Infrastructure Chaining

Infrastructure chaining leverages the relationships between highly connected datasets to build out an investigation. This process is the core of threat infrastructure analysis and allows organizations to surface new connections, group similar attack activity and substantiate assumptions during incident response.

Infrastructure chaining

Prerequisites

  1. Review Microsoft Defender Threat Intelligence (Defender TI)’s Data sets overview article
  2. Review Microsoft Defender Threat Intelligence (Defender TI)’s Searching and pivoting how-to article

All you need is a starting point...

We see attack campaigns employ a wide array of obfuscation techniques such as simple geo filtering to complex tactics like passive OS fingerprinting.
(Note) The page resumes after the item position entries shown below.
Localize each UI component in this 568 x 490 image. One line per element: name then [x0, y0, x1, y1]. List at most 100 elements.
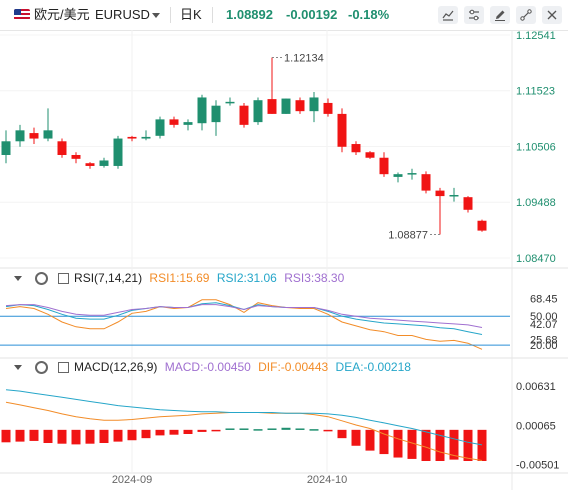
macd-value: MACD:-0.00450: [164, 360, 251, 374]
candle-body[interactable]: [463, 197, 473, 210]
macd-bar[interactable]: [393, 429, 403, 458]
draw-pencil-icon[interactable]: [490, 6, 510, 24]
macd-bar[interactable]: [337, 429, 347, 439]
price-tick-label: 1.11523: [516, 86, 555, 98]
candle-body[interactable]: [365, 152, 375, 158]
candle-body[interactable]: [281, 98, 291, 114]
macd-bar[interactable]: [351, 429, 361, 446]
candle-body[interactable]: [337, 113, 347, 147]
rsi3-value: RSI3:38.30: [284, 271, 345, 285]
macd-bar[interactable]: [267, 428, 277, 430]
candle-body[interactable]: [449, 194, 459, 197]
candle-body[interactable]: [379, 157, 389, 175]
indicator-icon[interactable]: [516, 6, 536, 24]
macd-bar[interactable]: [183, 429, 193, 434]
candle-body[interactable]: [267, 99, 277, 114]
symbol-name[interactable]: 欧元/美元: [34, 0, 90, 30]
close-icon[interactable]: [542, 6, 562, 24]
indicator-box-icon: [57, 273, 69, 285]
macd-bar[interactable]: [43, 429, 53, 443]
candle-body[interactable]: [113, 138, 123, 166]
candle-body[interactable]: [183, 122, 193, 125]
candle-body[interactable]: [407, 173, 417, 175]
macd-bar[interactable]: [99, 429, 109, 443]
candle-body[interactable]: [169, 119, 179, 125]
x-axis-label: 2024-09: [112, 474, 152, 486]
rsi-title[interactable]: RSI(7,14,21): [74, 271, 142, 285]
candle-body[interactable]: [239, 105, 249, 125]
macd-bar[interactable]: [71, 429, 81, 445]
candle-body[interactable]: [15, 130, 25, 142]
candle-body[interactable]: [211, 105, 221, 123]
gear-icon[interactable]: [35, 272, 49, 286]
candle-body[interactable]: [309, 97, 319, 112]
macd-bar[interactable]: [155, 429, 165, 436]
rsi-legend: RSI(7,14,21) RSI1:15.69 RSI2:31.06 RSI3:…: [14, 270, 348, 286]
macd-legend: MACD(12,26,9) MACD:-0.00450 DIF:-0.00443…: [14, 359, 415, 375]
candle-chart-icon[interactable]: [438, 6, 458, 24]
macd-title[interactable]: MACD(12,26,9): [74, 360, 157, 374]
candle-body[interactable]: [155, 119, 165, 136]
symbol-code[interactable]: EURUSD: [95, 0, 150, 30]
gear-icon[interactable]: [35, 361, 49, 375]
macd-bar[interactable]: [239, 428, 249, 430]
rsi2-value: RSI2:31.06: [216, 271, 277, 285]
candle-body[interactable]: [435, 190, 445, 197]
toolbar-divider: [212, 7, 213, 23]
macd-bar[interactable]: [295, 428, 305, 430]
candle-body[interactable]: [421, 174, 431, 191]
timeframe-selector[interactable]: 日K: [180, 0, 202, 30]
candle-body[interactable]: [127, 136, 137, 139]
macd-bar[interactable]: [253, 429, 263, 431]
candle-body[interactable]: [295, 100, 305, 112]
macd-bar[interactable]: [57, 429, 67, 444]
collapse-icon[interactable]: [14, 365, 22, 371]
candle-body[interactable]: [393, 174, 403, 177]
candle-body[interactable]: [99, 160, 109, 166]
candle-body[interactable]: [141, 136, 151, 139]
macd-bar[interactable]: [197, 429, 207, 432]
price-change-pct: -0.18%: [348, 7, 390, 22]
macd-bar[interactable]: [169, 429, 179, 435]
price-chart[interactable]: 1.12541 1.11523 1.10506 1.09488 1.08470 1.121…: [0, 30, 568, 490]
price-tick-label: 1.10506: [516, 141, 556, 153]
macd-bar[interactable]: [127, 429, 137, 441]
macd-bar[interactable]: [29, 429, 39, 441]
candle-body[interactable]: [351, 144, 361, 153]
collapse-icon[interactable]: [14, 276, 22, 282]
rsi-tick-label: 20.00: [530, 340, 558, 352]
macd-bar[interactable]: [477, 429, 487, 461]
chart-settings-icon[interactable]: [464, 6, 484, 24]
candle-body[interactable]: [57, 141, 67, 155]
candle-body[interactable]: [71, 154, 81, 159]
macd-bar[interactable]: [113, 429, 123, 442]
macd-bar[interactable]: [211, 429, 221, 432]
price-tick-label: 1.12541: [516, 30, 556, 42]
low-price-label: 1.08877: [388, 229, 428, 241]
macd-bar[interactable]: [281, 427, 291, 430]
macd-bar[interactable]: [323, 429, 333, 432]
macd-bar[interactable]: [421, 429, 431, 461]
candle-body[interactable]: [85, 163, 95, 166]
macd-bar[interactable]: [309, 429, 319, 431]
macd-bar[interactable]: [141, 429, 151, 439]
toolbar: 欧元/美元 EURUSD 日K 1.08892 -0.00192 -0.18%: [0, 0, 568, 31]
candle-body[interactable]: [253, 100, 263, 123]
dea-value: DEA:-0.00218: [335, 360, 411, 374]
macd-bar[interactable]: [1, 429, 11, 443]
chevron-down-icon[interactable]: [152, 13, 160, 18]
macd-bar[interactable]: [85, 429, 95, 444]
macd-tick-label: -0.00501: [516, 460, 559, 472]
macd-bar[interactable]: [15, 429, 25, 442]
candle-body[interactable]: [197, 97, 207, 124]
candle-body[interactable]: [29, 133, 39, 139]
candle-body[interactable]: [477, 220, 487, 231]
candle-body[interactable]: [1, 141, 11, 155]
candle-body[interactable]: [225, 101, 235, 104]
macd-bar[interactable]: [365, 429, 375, 451]
candle-body[interactable]: [43, 130, 53, 139]
last-price: 1.08892: [226, 7, 273, 22]
macd-bar[interactable]: [463, 429, 473, 461]
candle-body[interactable]: [323, 102, 333, 114]
macd-bar[interactable]: [225, 428, 235, 430]
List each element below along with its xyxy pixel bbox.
This can potentially stop a point in time investigation in its tracks. The screenshot above highlights the concept of infrastructure chaining. With our data enrichment capability, we could start with a piece of malware that attempts to connect to an IP address (possibly a C2). That IP address may have hosted an SSL cert that has a common name such as a domain name. That domain may be connected to a page that contains a unique tracker in the code, such as a NewRelicID or some other analytic ID we may have observed elsewhere. Or, perhaps the domain may have historically been connected to other infrastructure that may shed light on our investigation. The main takeaway is that one data point taken out of context may not be especially useful but when we observe the natural connection to all this other technical data, we can start to stitch together a story.

An adversary’s outside-In perspective

An adversary’s outside-in perspective enables them to take advantage of your continually expanding web and mobile presence that operates outside of your firewall.

Approaching and interacting with the web and mobile properties as a real user enables Microsoft’s crawling, scanning, and machine-learning technology to disarm adversaries’ evasion techniques by collecting user session data, detecting phishing, malware, rogue apps, unwanted content, and domain infringement at scale. This helps deliver actionable, event-based threat alerts and workflows in the form of threat intelligence, system tags, analyst insights, and reputation scores associated with adversaries’ infrastructure.

As more threat data becomes available, more tools, education, and effort are required for analysts to understand the data sets and their corresponding threats. Microsoft Defender Threat Intelligence (Defender TI) unifies these efforts by providing a single view into multiple data sources.